Jimmy Carter, 39th president of the United States and 76th governor of Georgia, died on December 29, 2024 at his home in Plains, Georgia. He was 100 years old.

His lifelong career stretched from a peanut farm in rural Georgia to the White House to the international stage. From farm boy to often-criticized president to respected champion of democracy and human rights, the soft-spoken Carter was known throughout his life for his tireless work ethic and unwavering personal conviction.

Don't miss HISTORY Remembers President Jimmy Carter Wednesday, January 1 at 10/9c on The HISTORY® Channel. Available to stream the next day on January 3.

Family Farm, Early Naval and Political Career

James Earl Carter, Jr. was born October 1, 1924 in Plains, Georgia.
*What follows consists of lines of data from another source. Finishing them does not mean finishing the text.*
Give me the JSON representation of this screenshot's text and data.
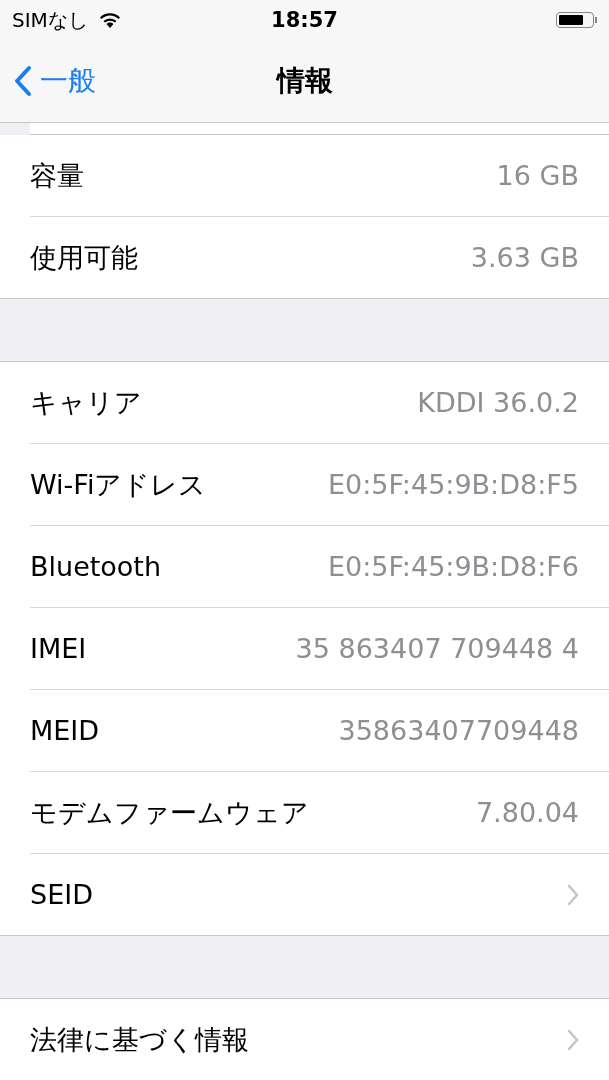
{
  "status_bar": {
    "carrier": "SIMなし",
    "time": "18:57"
  },
  "nav": {
    "back": "一般",
    "title": "情報"
  },
  "sections": [
    {
      "rows": [
        {
          "kind": "value",
          "label": "容量",
          "value": "16 GB"
        },
        {
          "kind": "value",
          "label": "使用可能",
          "value": "3.63 GB"
        }
      ]
    },
    {
      "rows": [
        {
          "kind": "value",
          "label": "キャリア",
          "value": "KDDI 36.0.2"
        },
        {
          "kind": "value",
          "label": "Wi-Fiアドレス",
          "value": "E0:5F:45:9B:D8:F5"
        },
        {
          "kind": "value",
          "label": "Bluetooth",
          "value": "E0:5F:45:9B:D8:F6"
        },
        {
          "kind": "value",
          "label": "IMEI",
          "value": "35 863407 709448 4"
        },
        {
          "kind": "value",
          "label": "MEID",
          "value": "35863407709448"
        },
        {
          "kind": "value",
          "label": "モデムファームウェア",
          "value": "7.80.04"
        },
        {
          "kind": "disclosure",
          "label": "SEID"
        }
      ]
    },
    {
      "rows": [
        {
          "kind": "disclosure",
          "label": "法律に基づく情報"
        }
      ]
    }
  ]
}
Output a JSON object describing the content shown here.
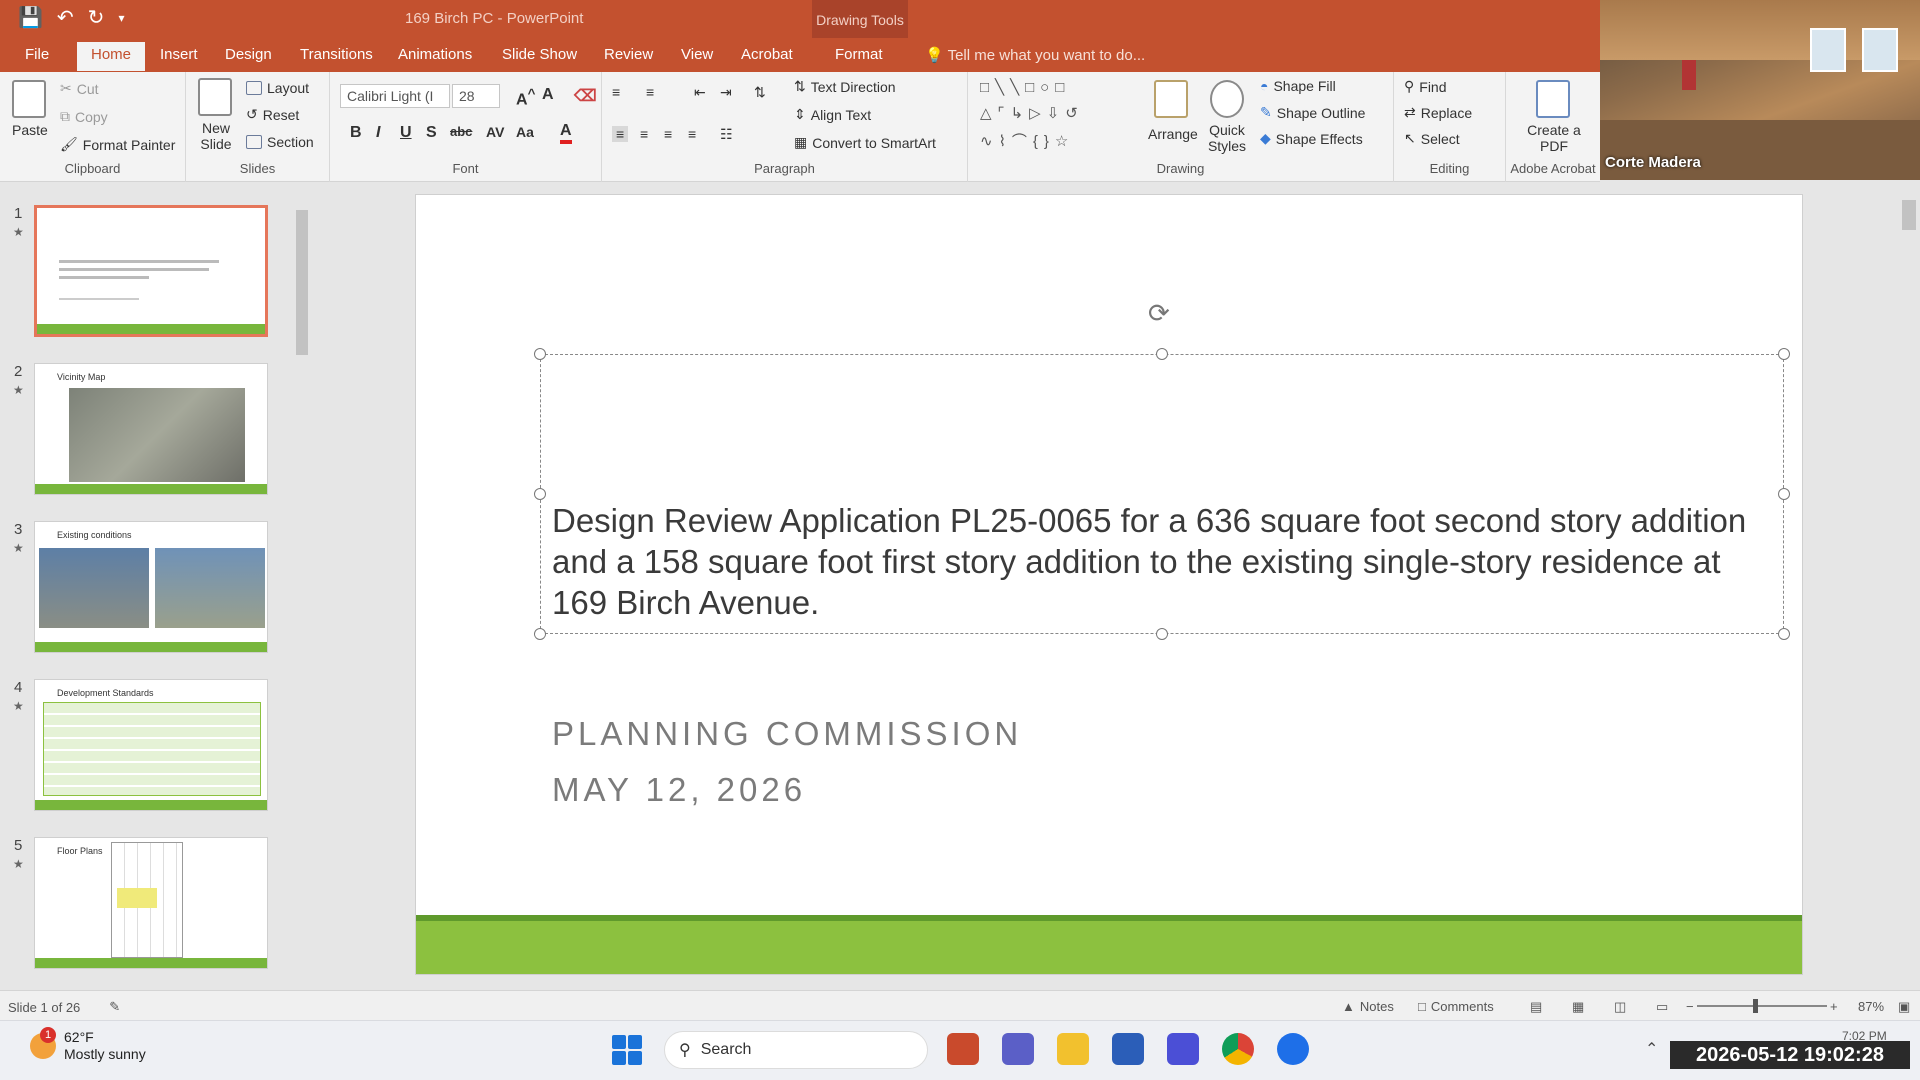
{
  "titlebar": {
    "doc_title": "169 Birch PC - PowerPoint",
    "context_group": "Drawing Tools",
    "accent": "#c3512f"
  },
  "tabs": [
    "File",
    "Home",
    "Insert",
    "Design",
    "Transitions",
    "Animations",
    "Slide Show",
    "Review",
    "View",
    "Acrobat",
    "Format"
  ],
  "tell_me": "Tell me what you want to do...",
  "ribbon": {
    "clipboard": {
      "paste": "Paste",
      "cut": "Cut",
      "copy": "Copy",
      "format_painter": "Format Painter",
      "label": "Clipboard"
    },
    "slides": {
      "new_slide": "New Slide",
      "layout": "Layout",
      "reset": "Reset",
      "section": "Section",
      "label": "Slides"
    },
    "font": {
      "font_name": "Calibri Light (I",
      "font_size": "28",
      "label": "Font"
    },
    "paragraph": {
      "text_direction": "Text Direction",
      "align_text": "Align Text",
      "convert_smartart": "Convert to SmartArt",
      "label": "Paragraph"
    },
    "drawing": {
      "arrange": "Arrange",
      "quick_styles": "Quick Styles",
      "shape_fill": "Shape Fill",
      "shape_outline": "Shape Outline",
      "shape_effects": "Shape Effects",
      "label": "Drawing"
    },
    "editing": {
      "find": "Find",
      "replace": "Replace",
      "select": "Select",
      "label": "Editing"
    },
    "acrobat": {
      "create_pdf": "Create a PDF",
      "label": "Adobe Acrobat"
    }
  },
  "video": {
    "label": "Corte Madera"
  },
  "thumbnails": [
    {
      "num": "1",
      "title": "",
      "selected": true
    },
    {
      "num": "2",
      "title": "Vicinity Map",
      "selected": false
    },
    {
      "num": "3",
      "title": "Existing conditions",
      "selected": false
    },
    {
      "num": "4",
      "title": "Development Standards",
      "selected": false
    },
    {
      "num": "5",
      "title": "Floor Plans",
      "selected": false
    }
  ],
  "slide": {
    "title": "Design Review Application PL25-0065 for a 636 square foot second story addition and a 158 square foot first story addition to the existing single-story residence at 169 Birch Avenue.",
    "subtitle1": "PLANNING COMMISSION",
    "subtitle2": "MAY 12, 2026",
    "band_color": "#8cc13f"
  },
  "status": {
    "slide_counter": "Slide 1 of 26",
    "notes": "Notes",
    "comments": "Comments",
    "zoom": "87%"
  },
  "taskbar": {
    "weather_temp": "62°F",
    "weather_desc": "Mostly sunny",
    "weather_badge": "1",
    "search": "Search",
    "small_time": "7:02 PM",
    "timestamp": "2026-05-12 19:02:28"
  }
}
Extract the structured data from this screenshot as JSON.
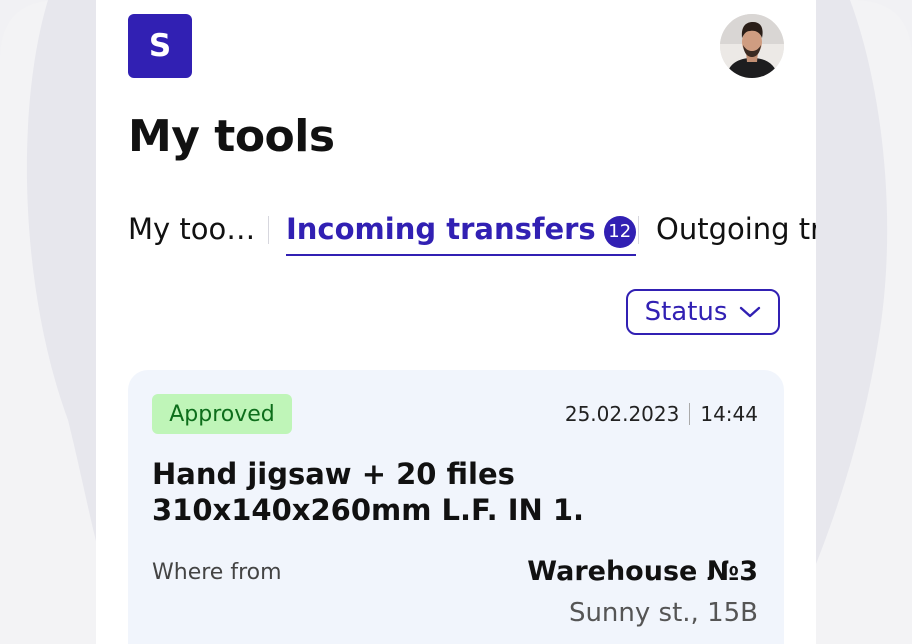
{
  "app": {
    "logo_letter": "S",
    "user_avatar": "user-avatar-photo"
  },
  "page": {
    "title": "My tools"
  },
  "tabs": {
    "items": [
      {
        "label": "My too…",
        "active": false
      },
      {
        "label": "Incoming transfers",
        "active": true,
        "count": "12"
      },
      {
        "label": "Outgoing tr",
        "active": false
      }
    ]
  },
  "filter": {
    "status_label": "Status",
    "icon": "chevron-down-icon"
  },
  "transfer": {
    "status": "Approved",
    "date": "25.02.2023",
    "time": "14:44",
    "title": "Hand jigsaw + 20 files 310x140x260mm L.F. IN 1.",
    "from_label": "Where from",
    "warehouse": "Warehouse №3",
    "address": "Sunny st., 15B"
  },
  "colors": {
    "accent": "#3120b3",
    "approved_bg": "#bff5b8",
    "approved_text": "#0d6e1b",
    "card_bg": "#f1f5fc",
    "background": "#f1f1f4"
  }
}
When he was four, his family moved to his father’s peanut farm in nearby Archery. There, the Carters lived self-sufficiently without electricity or running water. Jimmy, as he was nicknamed, would live on his father’s land until he went to college in 1941.

Studious and quiet, he graduated from the U.S. Naval Academy in 1946 and married Rosalynn Smith soon after. The couple traveled around the country during his various naval deployments. During his time in the U.S. Navy, Carter became an officer, served aboard a Naval submarine and assisted with the cleanup of a nuclear reactor in Canada, an experience he later credited with informing his anti-nuclear stance.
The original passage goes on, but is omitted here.